Une enquête a été ouverte jeudi par le parquet de Rome après l’agression d’un journaliste de la télévision publique italienne Rai par le gérant d’une salle de sports, frère d’un célèbre boss mafieux d’Ostie.

Alors qu’il était interrogé mardi sur son amitié avec un représentant local du mouvement néo-fasciste CasaPound, Roberto Spada a subitement assené un violent coup de tête au journaliste, lui fracturant le nez, avant de le poursuivre à coups de matraque, selon les images diffusées en boucle jeudi en Italie.

Une « violence gratuite, méprisable, hallucinante »

« Il m’a frappé parce que je posais des questions. Il devrait demander pardon à Ostie » pour l’image qu’il donne de la ville, a déclaré le journaliste agressé, Daniele Piervincenzi, qui travaille pour une émission d’investigation.

CasaPound a demandé jeudi lors d’une conférence de presse l’ouverture d’une enquête « afin de démontrer si le mouvement entretient ou non un lien criminel ou de collusion avec le clan Spada », selon son vice-président, Simone Di Stefano, qui a qualifié l’agression de « violence gratuite, méprisable, hallucinante ».

« On cherche à instrumentaliser ce qui est arrivé au journaliste pour décrédibiliser CasaPaound à un moment où il engrange les voix », a insisté Luca Marsella, candidat du mouvement aux élections municipales à Ostie, cité balnéaire à une trentaine de kilomètres de Rome, dont elle est un arrondissement.

Dimanche, son mouvement a réalisé une percée avec 8 % des voix au premier tour d’une élection municipale organisée deux ans après la dissolution du conseil d’arrondissement pour infiltrations mafieuses.

Des poursuites et jusqu’à trois ans de prison pour coups et blessures

Roberto Spada s’est pour sa part excusé sur Facebook : « Pardonnez-moi, je comprends et je respecte le travail de tous ». Mais selon lui, le journaliste « entrait en force dans une association réservée aux seuls membres, il perturbait une séance de travail, faisant peur à mon fils. Vous, qu’auriez-vous fait ? », interroge-t-il, ajoutant que « la patience a des limites ».

Le suspect risque des poursuites et jusqu’à trois ans de prison pour coups et blessures.
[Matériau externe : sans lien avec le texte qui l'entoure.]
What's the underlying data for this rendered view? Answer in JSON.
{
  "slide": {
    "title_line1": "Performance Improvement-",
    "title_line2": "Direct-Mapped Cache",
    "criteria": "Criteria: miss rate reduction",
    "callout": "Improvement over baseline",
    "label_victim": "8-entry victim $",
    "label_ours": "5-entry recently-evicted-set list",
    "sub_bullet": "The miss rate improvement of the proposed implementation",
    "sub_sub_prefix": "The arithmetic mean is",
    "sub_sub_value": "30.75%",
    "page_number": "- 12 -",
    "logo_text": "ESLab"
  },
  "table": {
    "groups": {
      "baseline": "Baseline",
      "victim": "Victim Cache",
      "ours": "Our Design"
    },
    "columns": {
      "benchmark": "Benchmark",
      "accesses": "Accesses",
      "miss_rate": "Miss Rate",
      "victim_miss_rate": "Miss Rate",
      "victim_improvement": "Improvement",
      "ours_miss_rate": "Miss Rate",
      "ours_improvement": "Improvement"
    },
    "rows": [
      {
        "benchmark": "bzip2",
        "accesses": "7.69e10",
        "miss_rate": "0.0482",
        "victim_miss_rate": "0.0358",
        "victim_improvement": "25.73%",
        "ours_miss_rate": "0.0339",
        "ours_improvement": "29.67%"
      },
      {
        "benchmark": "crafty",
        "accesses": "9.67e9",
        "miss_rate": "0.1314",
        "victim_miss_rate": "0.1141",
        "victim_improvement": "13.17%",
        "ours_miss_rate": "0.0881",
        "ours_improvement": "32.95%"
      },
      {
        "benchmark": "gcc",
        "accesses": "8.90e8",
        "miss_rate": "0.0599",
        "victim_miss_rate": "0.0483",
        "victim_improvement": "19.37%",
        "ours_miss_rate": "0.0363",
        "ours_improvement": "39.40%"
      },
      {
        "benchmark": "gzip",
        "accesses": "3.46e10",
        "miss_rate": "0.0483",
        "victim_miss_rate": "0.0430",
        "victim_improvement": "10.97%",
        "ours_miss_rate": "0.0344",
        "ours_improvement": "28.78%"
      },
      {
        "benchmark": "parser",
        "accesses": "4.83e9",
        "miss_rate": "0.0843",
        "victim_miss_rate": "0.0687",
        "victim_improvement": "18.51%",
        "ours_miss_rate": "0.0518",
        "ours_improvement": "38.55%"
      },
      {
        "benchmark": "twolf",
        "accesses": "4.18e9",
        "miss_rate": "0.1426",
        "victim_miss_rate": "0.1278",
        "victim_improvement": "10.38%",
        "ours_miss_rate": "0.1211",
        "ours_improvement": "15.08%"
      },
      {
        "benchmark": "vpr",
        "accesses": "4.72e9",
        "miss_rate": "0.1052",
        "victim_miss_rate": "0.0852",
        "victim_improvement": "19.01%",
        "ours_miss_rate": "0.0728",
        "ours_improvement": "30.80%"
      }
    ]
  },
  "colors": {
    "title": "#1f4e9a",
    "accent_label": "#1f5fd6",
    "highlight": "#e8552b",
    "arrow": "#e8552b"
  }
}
D’abord laissé libre parce que les blessures infligées au journaliste n’étaient pas considérées comme graves d’un point de vue juridique, il a finalement été interpellé jeudi après-midi par les carabiniers.

Emoi en Italie

L’affaire a suscité une vague d’indignation en Italie, à commencer par le chef du gouvernement, Paolo Gentiloni, qui a téléphoné au journaliste pour exprimer sa « solidarité après cette agression brutale ». « L’arrestation de Roberto Spada est la démonstration qu’il n’existe pas en Italie de zones de non-droit », a assuré jeudi le ministère de l’Intérieur.

« La violence du clan Spada est inacceptable. Nous arrêterons la criminalité à Rome », a affirmé quant à elle la maire de Rome, Virginia Raggi. Son Mouvement 5 étoiles (populiste), est au coude-à-coude avec une coalition de droite au 2e tour de l’élection municipale du 19 novembre.

La famille de Roberto Spada est considérée par la justice italienne comme un clan mafieux sévissant dans la région littorale de la capitale. Son chef Carmine Spada, frère de Roberto, a été condamné en 2016 à dix ans de prison pour extorsion dans le cadre d’une association mafieuse.